Autism through the eyes of a 10 year old

February 1st, 2020

New South Wales, 2010, I was born. Hi, I’m Antonya and I’m a 10-year-old girl with autism and I wrote a bit to show you how being Autistic has changed my life for the good and bad. I’m in fifth grade and for as long as I can remember I have always found school a lot harder, especially math because my teacher likes me and the other students to use a variety of different strategies to work out a problem but I would only like to stick to using one way to solve a problem. I was and am very ‘dark’ meaning, I would always try to buy things in black or darker colours, I would say very gloomy and depressing things, for some reason that stuff would just happen without me even noticing and then everybody would look at me in a weird way and I would be so confused until somebody told me.

A little bit about me: I’m ten, I’m a girl, I like video games, I see psychologists and I struggle to show emotion. “I struggle to show emotion”, Basically meaning, If I’m scared I can and most of the time will look like I’m fine or if I am upset I will look happy or normal, I very rarely look happy, most of the time I just have a blank face, or in other words, I don’t ‘express my feelings’ or I just keep them to myself, I’ve always found it easier to solve problems myself because It’s hard for me to explain things to other and since I know everything about the problem, it’s easy for me to just do it myself.
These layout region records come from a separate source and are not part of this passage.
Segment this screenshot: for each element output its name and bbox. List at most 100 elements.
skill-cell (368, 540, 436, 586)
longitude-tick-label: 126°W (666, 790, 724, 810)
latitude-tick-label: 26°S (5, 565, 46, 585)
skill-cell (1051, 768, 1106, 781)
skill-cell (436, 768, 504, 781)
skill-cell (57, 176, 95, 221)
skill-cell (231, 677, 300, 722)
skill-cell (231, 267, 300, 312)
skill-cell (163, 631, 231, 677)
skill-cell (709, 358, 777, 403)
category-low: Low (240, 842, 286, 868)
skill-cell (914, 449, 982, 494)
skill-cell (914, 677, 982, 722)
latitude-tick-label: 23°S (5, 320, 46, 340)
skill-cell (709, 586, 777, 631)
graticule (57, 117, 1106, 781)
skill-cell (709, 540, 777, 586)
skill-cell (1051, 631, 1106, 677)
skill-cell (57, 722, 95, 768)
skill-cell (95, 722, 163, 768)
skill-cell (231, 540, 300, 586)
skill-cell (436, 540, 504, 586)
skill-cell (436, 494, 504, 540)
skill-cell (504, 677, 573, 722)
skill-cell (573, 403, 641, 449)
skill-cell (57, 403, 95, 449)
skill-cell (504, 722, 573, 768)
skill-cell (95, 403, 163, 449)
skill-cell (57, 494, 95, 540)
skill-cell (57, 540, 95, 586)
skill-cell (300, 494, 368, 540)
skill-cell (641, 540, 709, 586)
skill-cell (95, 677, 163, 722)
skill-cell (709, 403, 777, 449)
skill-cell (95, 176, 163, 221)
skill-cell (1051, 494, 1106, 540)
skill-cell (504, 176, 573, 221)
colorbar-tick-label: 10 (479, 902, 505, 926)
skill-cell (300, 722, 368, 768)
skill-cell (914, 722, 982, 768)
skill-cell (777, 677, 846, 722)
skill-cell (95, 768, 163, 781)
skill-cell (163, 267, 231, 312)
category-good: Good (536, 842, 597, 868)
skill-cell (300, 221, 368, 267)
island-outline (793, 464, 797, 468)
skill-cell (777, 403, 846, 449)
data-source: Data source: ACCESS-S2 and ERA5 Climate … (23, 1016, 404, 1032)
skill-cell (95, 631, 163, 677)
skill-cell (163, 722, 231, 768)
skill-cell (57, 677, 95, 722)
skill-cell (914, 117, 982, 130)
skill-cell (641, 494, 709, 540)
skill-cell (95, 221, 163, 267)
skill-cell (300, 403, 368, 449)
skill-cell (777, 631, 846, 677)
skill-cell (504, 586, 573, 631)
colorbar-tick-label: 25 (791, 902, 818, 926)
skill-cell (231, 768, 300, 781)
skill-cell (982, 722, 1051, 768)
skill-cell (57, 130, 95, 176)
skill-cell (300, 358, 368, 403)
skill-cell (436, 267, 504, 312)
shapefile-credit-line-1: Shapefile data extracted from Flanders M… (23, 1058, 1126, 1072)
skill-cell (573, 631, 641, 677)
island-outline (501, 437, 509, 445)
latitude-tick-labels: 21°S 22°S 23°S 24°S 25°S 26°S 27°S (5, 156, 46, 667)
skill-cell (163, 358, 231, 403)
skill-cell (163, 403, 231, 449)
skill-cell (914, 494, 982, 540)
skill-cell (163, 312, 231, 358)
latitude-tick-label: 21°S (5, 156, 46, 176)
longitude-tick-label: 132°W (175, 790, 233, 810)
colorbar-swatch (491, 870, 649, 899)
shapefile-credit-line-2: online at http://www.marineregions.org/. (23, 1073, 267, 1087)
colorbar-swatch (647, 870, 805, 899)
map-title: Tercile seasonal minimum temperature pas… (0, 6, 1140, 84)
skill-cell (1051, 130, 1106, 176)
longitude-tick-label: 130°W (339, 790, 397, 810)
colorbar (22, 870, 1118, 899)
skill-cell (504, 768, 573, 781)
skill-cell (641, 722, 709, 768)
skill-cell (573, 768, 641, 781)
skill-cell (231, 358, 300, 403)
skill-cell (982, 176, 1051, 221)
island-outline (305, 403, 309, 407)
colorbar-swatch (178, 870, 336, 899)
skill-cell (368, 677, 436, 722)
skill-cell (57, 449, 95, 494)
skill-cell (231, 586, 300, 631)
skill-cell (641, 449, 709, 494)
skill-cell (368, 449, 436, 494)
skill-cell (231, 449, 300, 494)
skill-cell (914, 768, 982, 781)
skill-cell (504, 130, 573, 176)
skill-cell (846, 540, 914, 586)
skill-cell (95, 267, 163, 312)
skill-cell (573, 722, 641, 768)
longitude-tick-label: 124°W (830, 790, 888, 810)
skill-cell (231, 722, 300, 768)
Over the years I also found that I had a hard time with social skills, I can be a very loud and outgoing person to my friends but if I have met you for the first time or haven’t seen you in like a year or something like that, I will be very shy and quiet. I don’t like meeting new people, going to new schools, and moving, so basically any type of change that means I need to make new friends and meet new people, I don’t like. Going onto a new topic, I can’t help but find a way to fidget with everything but mainly things I use in my everyday like such as: A pencil, a rubber, remotes, hats, any type of string or elastic, shoes, clothes and my hands. I also try to avoid things that I don’t want to deal with like, people, work and things like that.

I also look at things differently, I don’t look people in the eyes when i’m talking to them if i’m upset or if I don’t know them, I notice a lot of the smaller things rather than bigger, for example, If there was a huge billboard with big writing and small writing, I would most likely look at the small writing. I also don’t like to focus on a lot of things at a time or even 2 things at a time, I like to be more organised and just focus on each individual activity by it self.